National competition law developments in the Customs Union

The Agreement on Uniform Principles and Rules of Competition adopted in December 2010 and effective  in the Single Economic Space of Russia, Belarus and Kazakhstan has formed a supranational regulatory base on which some powers of the national antimonopoly authorities are to pass to the supranational authority – the Eurasian Economic Commission (EEC). Powers to monitor compliance with uniform competition rules relating to the prohibitions on unfair competition and anticompetitive agreements passed to the EEC at the end of 2013. At the beginning of 2014, powers to monitor compliance with the prohibition on abuse of dominance also passed to  the commission. Notably, this is applicable to monitoring monopolistic activities and unfair competition on cross- border markets, i.e., on the territory of two or more states (Russia, Belarus and Kazakhstan).

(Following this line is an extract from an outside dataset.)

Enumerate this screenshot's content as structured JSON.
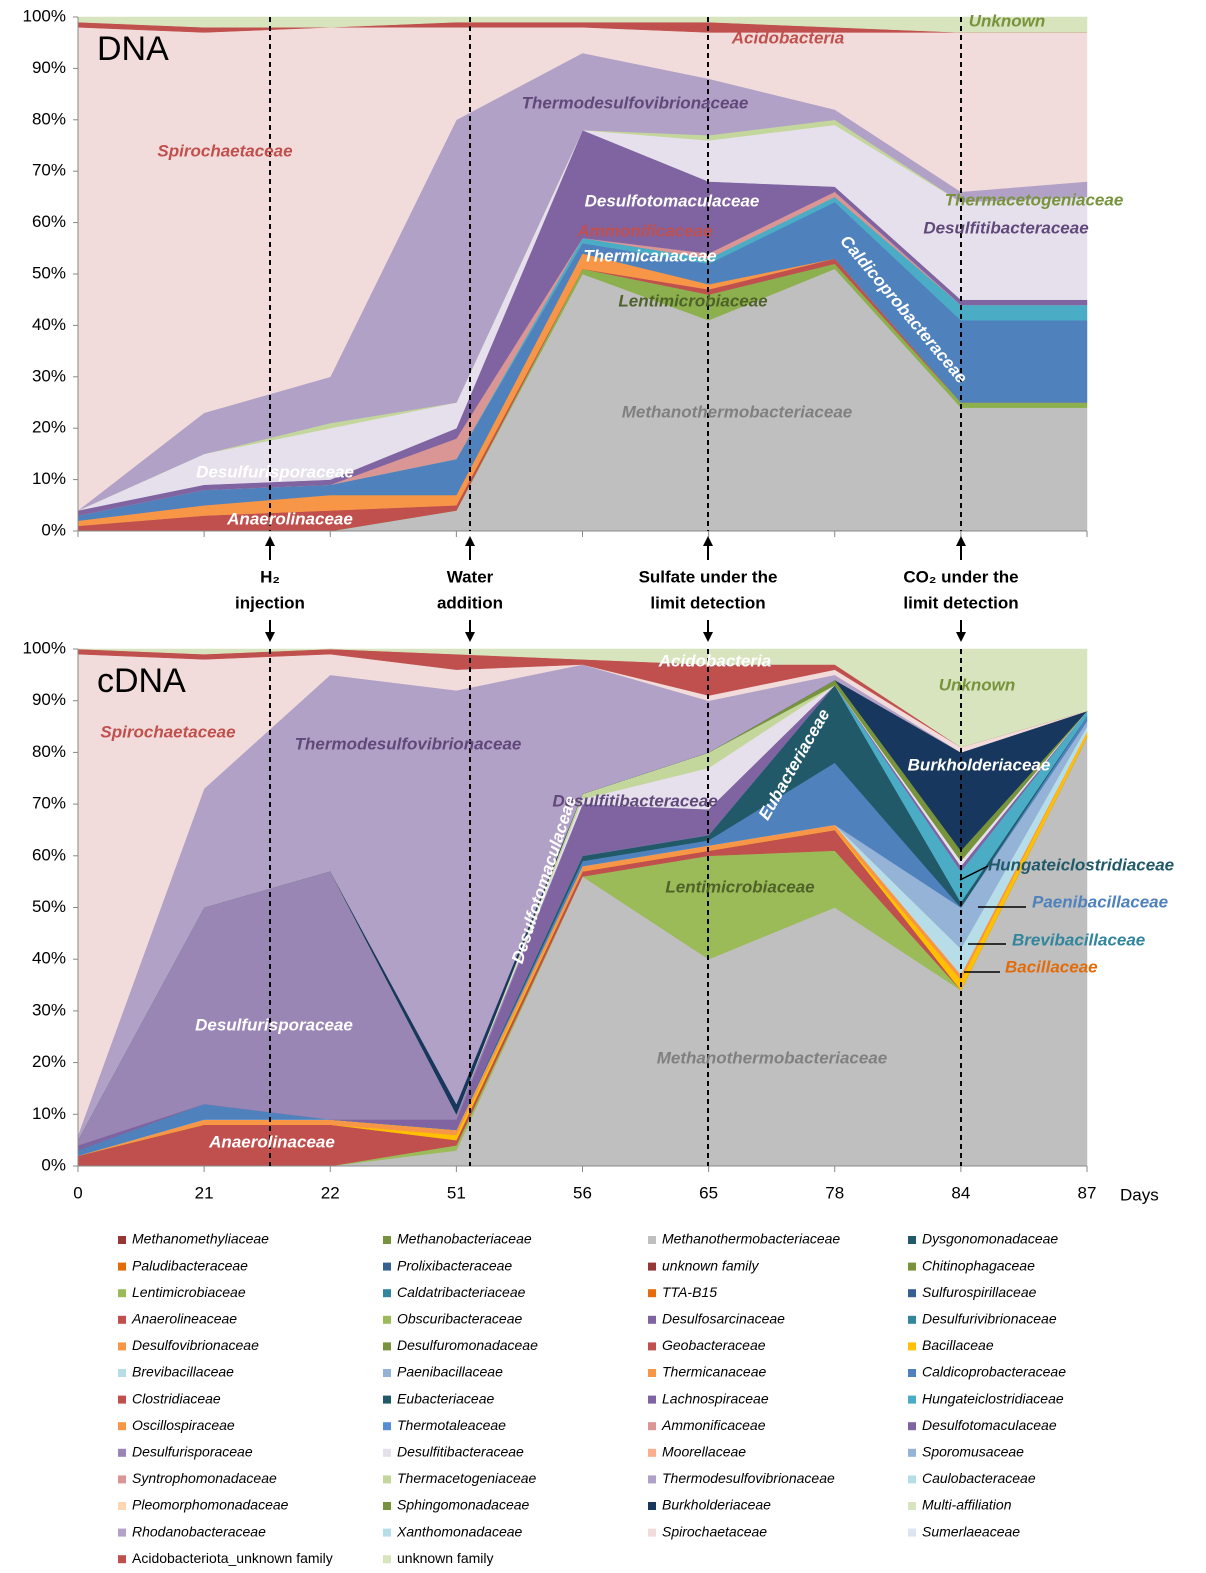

As a supranational authority, the EEC is expected to assume the powers to review major competition violations affecting the interests of several jurisdictions. However, the package of documents governing the activities of the new competition authority has not been finalized as yet, and there is still no clear demarcation of powers between the national authorities of member states and the supranational bodies of the Customs Union. However, the EEC is expected to begin fully exercising its powers under the Agreement on Uniform Principles and Rules of Competition in the near future.

FAS Russia guidance on joint venture agreements

There has been urgent need for official guidance from the antimonopoly authority as to the provisions permissible for inclusion in a joint venture agreement for some time. In summer 2013, FAS Russia published clarifications of the procedure and methodology for analysis of joint venture agreements.1 The clarifications provide a method for appraisal of the content of agreements for compliance with antimonopoly law. Provisions in a joint venture agreement requiring the parties not to compete may be permissible subject to certain conditions, including if the aggregate market share of the parties is insignificant. At the same time, it is not permissible, as a rule, to include non-compete conditions that are not limited in time or market distribution, are not related to the market for which the joint venture agreement was concluded, or are inconsistent with the objectives and nature of the joint venture.

Although the application of this guidance will require lawyers drafting joint venture agreements to have thorough knowledge of the state of competition on the respective market, the guidance is a useful tool and provides a general understanding of FAS Russia’s approach to what is permissible in a joint venture agreement.

FAS commentaries on legislation concerning investment in strategic companies2

There were no amendments to the legislation on investment in strategic enterprises in 2013. Nevertheless, comments by FAS Russia on the existing provisions governing relations in this area are worthy of consideration.3 For instance, FAS Russia expressly stated that the establishment of a Russian entity by a foreign investor, and the subsequent obtaining by such entity of a license to perform an activity of strategic significance for national defense or state security, does not fall within the scope of Law No. 57-FZ. At the same time, the establishment of any company (including a strategic business) under the control of a foreign state or international organization holding over 25% of such company requires the filing of an application for prior consent in accordance with the requirements of Law No. 160-FZ and in accordance with Law No. 57-FZ.

Notably, FAS Russia has clarified that if it is determined that a company does not have strategic significance, the petition filed in accordance with Law No. 160-FZ is returned to the applicant (although it is still necessary to file the application).

It should also be noted that although a number of international financial organizations are exempted from the requirements to obtain prior consent for transactions in accordance with Law No. 57-FZ, FAS Russia has clarified that the subsequent notification of transactions obligation still applies to such organizations.